Despite the admittedly strange correlation, The Martian and Pope Francis, there is a striking parallel between the most unusual movie adapted from novelist Andy Weir’s self- published novel The Martian and the many speeches made by the Pope during his whirlwind tour tour last week. The power of the person. If there is a single theme that seems to symbolize the insistent messages given by the leader of a billion and a half Catholic souls, it is that; the power, or perhaps the dignity of the person. Not said in a political way but deeper than that and radically so. The person shines out for Francis in words and images. Countless times, cameras caught him stopping to bless a quadriplegic child, a paralytic, a small child.

Just so, this unusual movie, Martian, demonstrates the power of an abandoned astronaut played by Matt Damon in capturing the hearts and minds of the citizens of earth during the attempts to send food and finally risk a rescue of this one person. There are numerous scenes of countless people gathered in China, England, Australia as well as the United States praying, hoping or wishing for the successful rescue of this lone man. Multiple languages, races, political systems and nationalities, each focused on this person.

Stalin is reported to have claimed, “A million deaths is a statistic, a single death is a tragedy.” Francis seems to feel the truth of Stalin’s observation at a visceral level. The US Ambassador to the Vatican once asked this Pope how he saw these children and disabled persons among the many thousands clamoring for his attention. “I perceive them,” was his simple reply.

During his forty-five minute speech, Pope Francis used the statement, the ‘human person’ several times and declared in his opening remarks to the United Nations, that every person possesses a ‘right to the environment.’ Intriguing choice of words for a man who is alternatively categorized, to name only a very few of an increasingly long list, as a communist, socialist, anti-capitalist and advocate of liberation theology. Apparently captivating more of the secular media than some of his more conservative Catholic and Christian followers, the remarks made by this most unusual thinker served as a lightning rod to those expecting a more traditional speaker. His widely publicized remarks about gays, atheists and divorced evoke profound disturbance to Catholics and Christians who live comfortably in and among the rules they grew up with.

While listening to the televised presentation of the UN address, I lost count of his use of the word ‘excluded’ after reaching thirty. And was fascinated by the consistencies in his messages. ‘Stop thinking about populations’, ‘start thinking of people’. ‘Stop thinking in phrases like the marginalized’, ‘start thinking of real people’. ‘Real people with hopes and dreams just like your own’.

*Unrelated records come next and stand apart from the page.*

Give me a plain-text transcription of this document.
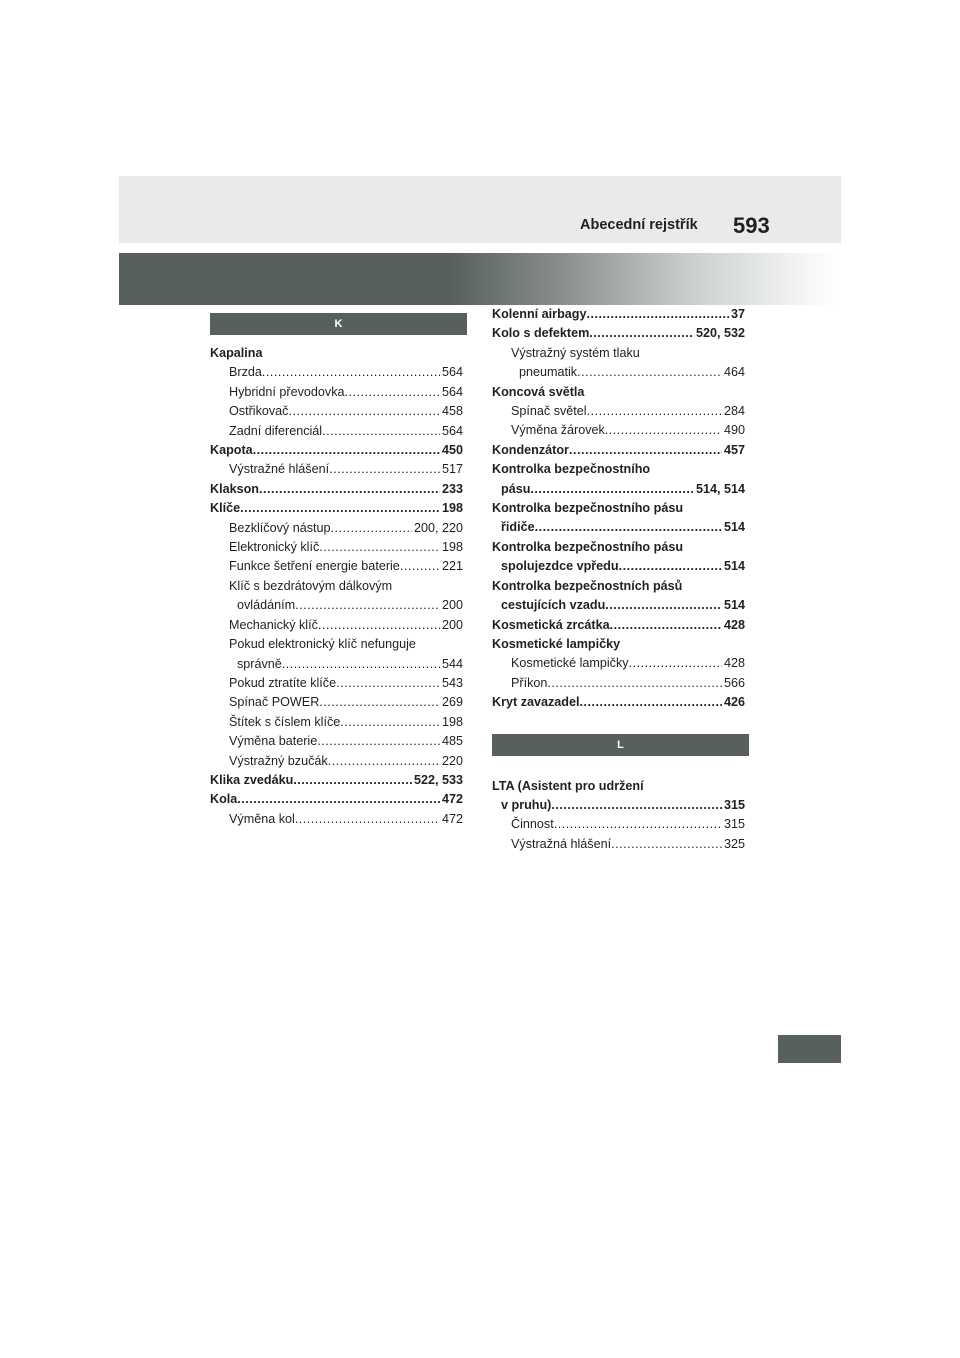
Abecední rejstřík 593
K
Kapalina
Brzda .....	564
Hybridní převodovka .....	564
Ostřikovač .....	458
Zadní diferenciál .....	564
Kapota .....	450
Výstražné hlášení .....	517
Klakson .....	233
Klíče .....	198
Bezklíčový nástup .....	200, 220
Elektronický klíč .....	198
Funkce šetření energie baterie .....	221
Klíč s bezdrátovým dálkovým
ovládáním .....	200
Mechanický klíč .....	200
Pokud elektronický klíč nefunguje
správně .....	544
Pokud ztratíte klíče .....	543
Spínač POWER .....	269
Štítek s číslem klíče .....	198
Výměna baterie .....	485
Výstražný bzučák .....	220
Klika zvedáku .....	522, 533
Kola .....	472
Výměna kol .....	472
Kolenní airbagy .....	37
Kolo s defektem .....	520, 532
Výstražný systém tlaku
pneumatik .....	464
Koncová světla
Spínač světel .....	284
Výměna žárovek .....	490
Kondenzátor .....	457
Kontrolka bezpečnostního
pásu .....	514, 514
Kontrolka bezpečnostního pásu
řidiče .....	514
Kontrolka bezpečnostního pásu
spolujezdce vpředu .....	514
Kontrolka bezpečnostních pásů
cestujících vzadu .....	514
Kosmetická zrcátka .....	428
Kosmetické lampičky
Kosmetické lampičky .....	428
Příkon .....	566
Kryt zavazadel .....	426
L
LTA (Asistent pro udržení
v pruhu) .....	315
Činnost .....	315
Výstražná hlášení .....	325
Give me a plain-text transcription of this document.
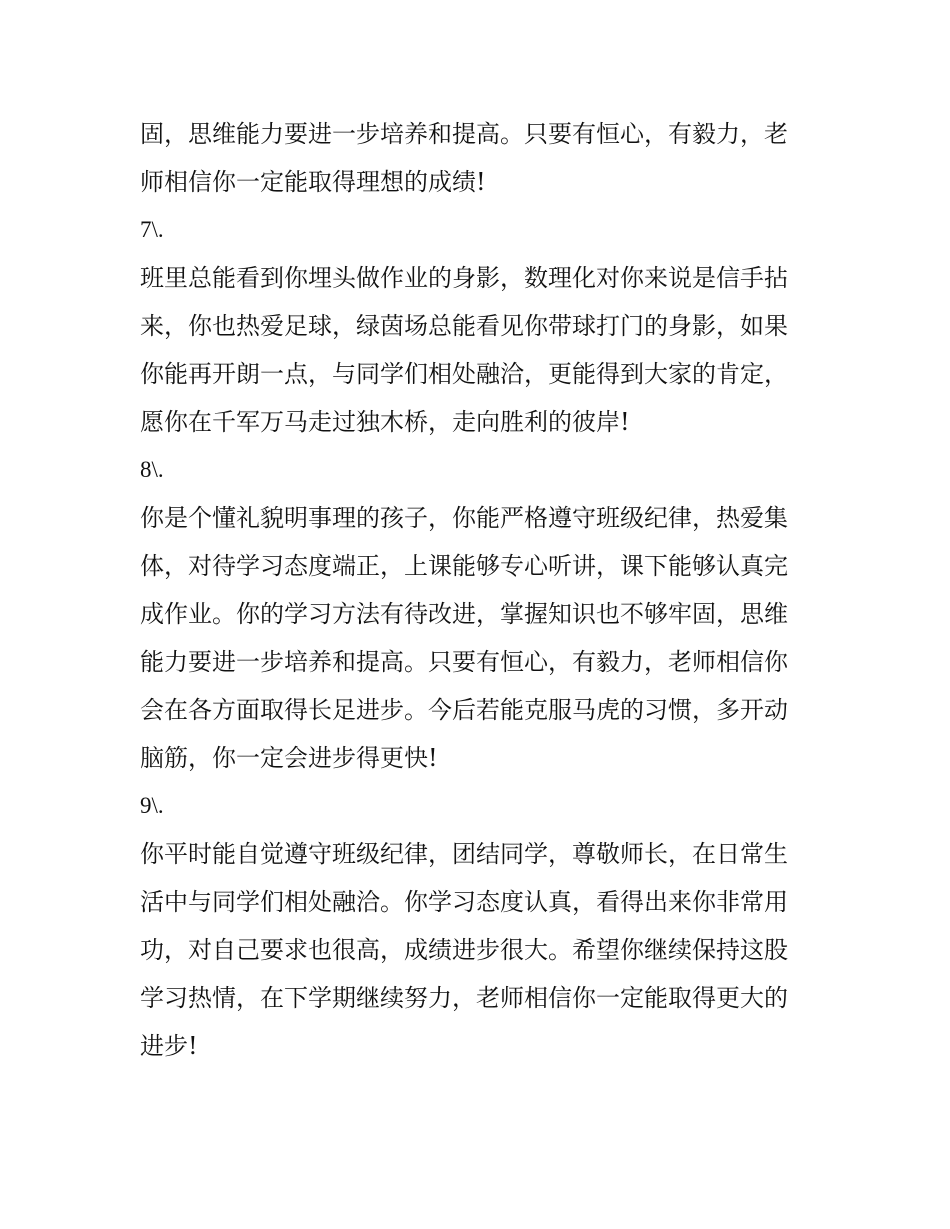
固，思维能力要进一步培养和提高。只要有恒心，有毅力，老
师相信你一定能取得理想的成绩!
7\.
班里总能看到你埋头做作业的身影，数理化对你来说是信手拈
来，你也热爱足球，绿茵场总能看见你带球打门的身影，如果
你能再开朗一点，与同学们相处融洽，更能得到大家的肯定，
愿你在千军万马走过独木桥，走向胜利的彼岸!
8\.
你是个懂礼貌明事理的孩子，你能严格遵守班级纪律，热爱集
体，对待学习态度端正，上课能够专心听讲，课下能够认真完
成作业。你的学习方法有待改进，掌握知识也不够牢固，思维
能力要进一步培养和提高。只要有恒心，有毅力，老师相信你
会在各方面取得长足进步。今后若能克服马虎的习惯，多开动
脑筋，你一定会进步得更快!
9\.
你平时能自觉遵守班级纪律，团结同学，尊敬师长，在日常生
活中与同学们相处融洽。你学习态度认真，看得出来你非常用
功，对自己要求也很高，成绩进步很大。希望你继续保持这股
学习热情，在下学期继续努力，老师相信你一定能取得更大的
进步!
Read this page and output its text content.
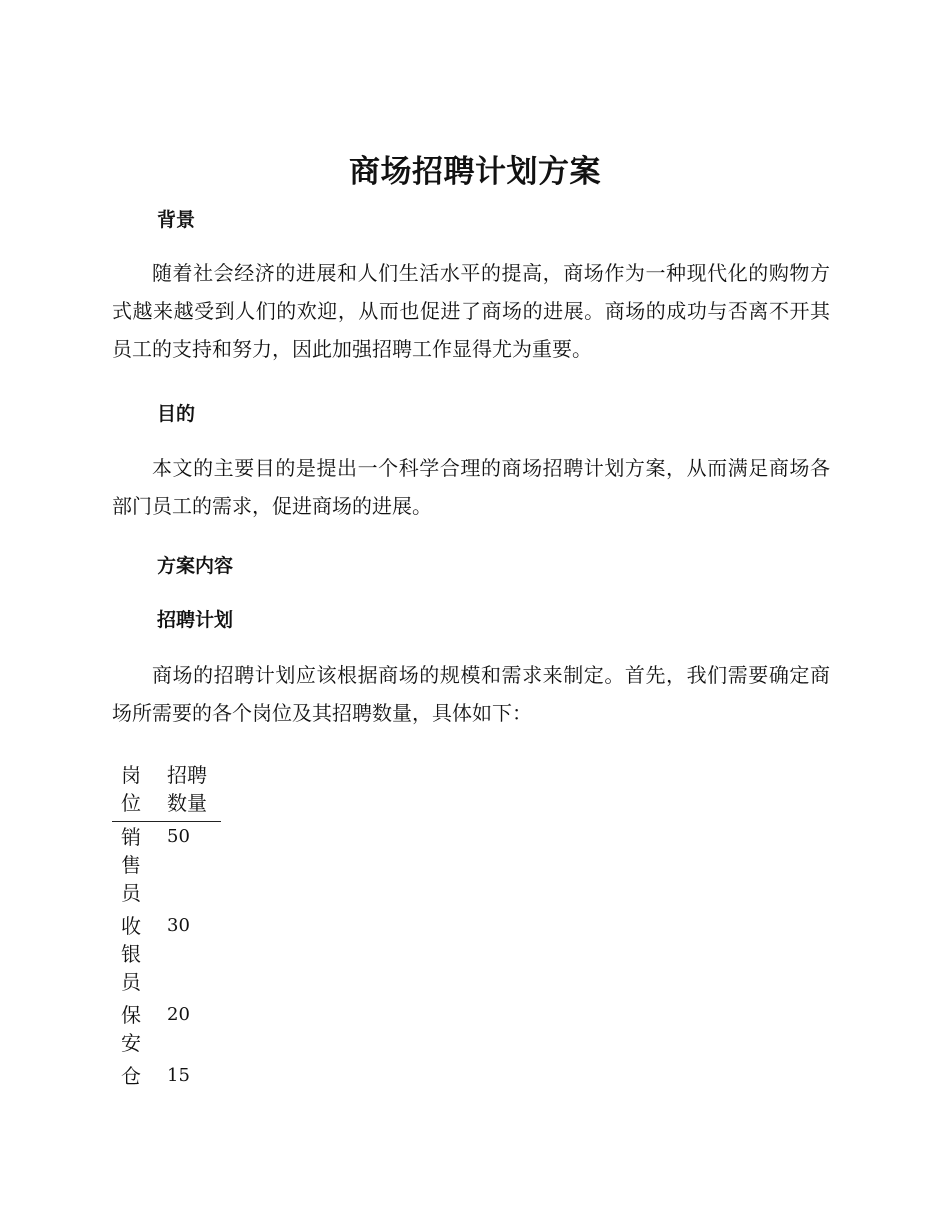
商场招聘计划方案
背景

随着社会经济的进展和人们生活水平的提高，商场作为一种现代化的购物方式越来越受到人们的欢迎，从而也促进了商场的进展。商场的成功与否离不开其员工的支持和努力，因此加强招聘工作显得尤为重要。

目的

本文的主要目的是提出一个科学合理的商场招聘计划方案，从而满足商场各部门员工的需求，促进商场的进展。

方案内容
招聘计划

商场的招聘计划应该根据商场的规模和需求来制定。首先，我们需要确定商场所需要的各个岗位及其招聘数量，具体如下：

岗位	招聘数量
销售员	50
收银员	30
保安	20
仓	15
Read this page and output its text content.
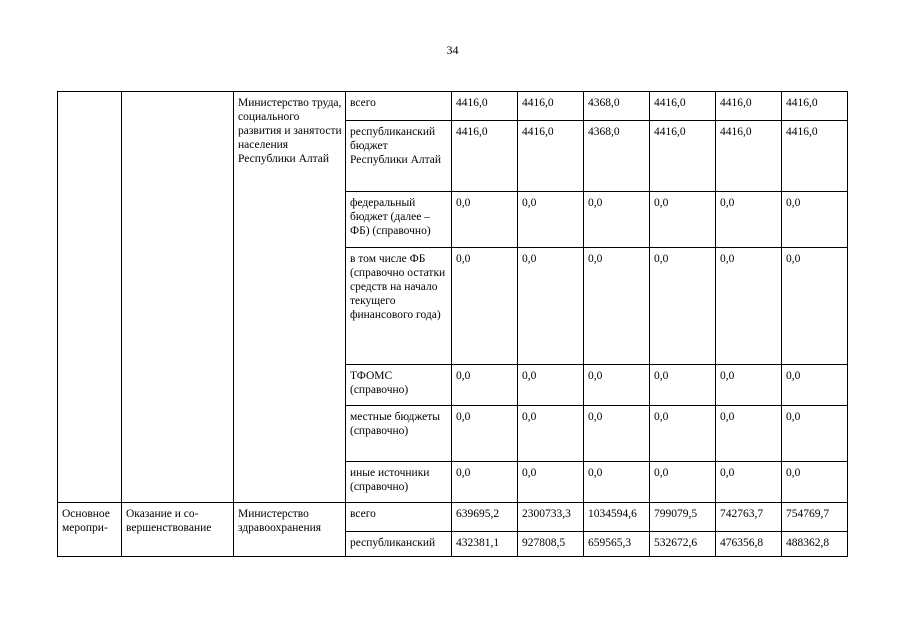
34
		Министерство труда, социального развития и занятости населения Республики Алтай	всего	4416,0	4416,0	4368,0	4416,0	4416,0	4416,0
			республиканский бюджет Республики Алтай	4416,0	4416,0	4368,0	4416,0	4416,0	4416,0
			федеральный бюджет (далее – ФБ) (справочно)	0,0	0,0	0,0	0,0	0,0	0,0
			в том числе ФБ (справочно остатки средств на начало текущего финансового года)	0,0	0,0	0,0	0,0	0,0	0,0
			ТФОМС (справочно)	0,0	0,0	0,0	0,0	0,0	0,0
			местные бюджеты (справочно)	0,0	0,0	0,0	0,0	0,0	0,0
			иные источники (справочно)	0,0	0,0	0,0	0,0	0,0	0,0
Основное меропри-	Оказание и со-вершенствование	Министерство здравоохранения	всего	639695,2	2300733,3	1034594,6	799079,5	742763,7	754769,7
			республиканский	432381,1	927808,5	659565,3	532672,6	476356,8	488362,8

While praying the Divine Office this morning, I read the words of St Paul in the first letter of the Apostle Paul to Timothy in a new way:

We know that the law is good, provided one uses it in the way the law is supposed to be used—(italics mine) that is with the understanding that it is aimed, not at good men but at the lawless and unruly, the irreligious and the sinful, the wicked and the godless, men who kill their fathers or  mothers, murderers, fornicators….

This Italian Argentinian Pope apparently sees past the rules and the boundaries in an appreciation for the dignity of the person in a way not witnessed before. His speeches are composed of simple words and phrases yet leave huge wakes of discord among his followers. Not unlike a former Pharisee Jew turned Christian named Paul.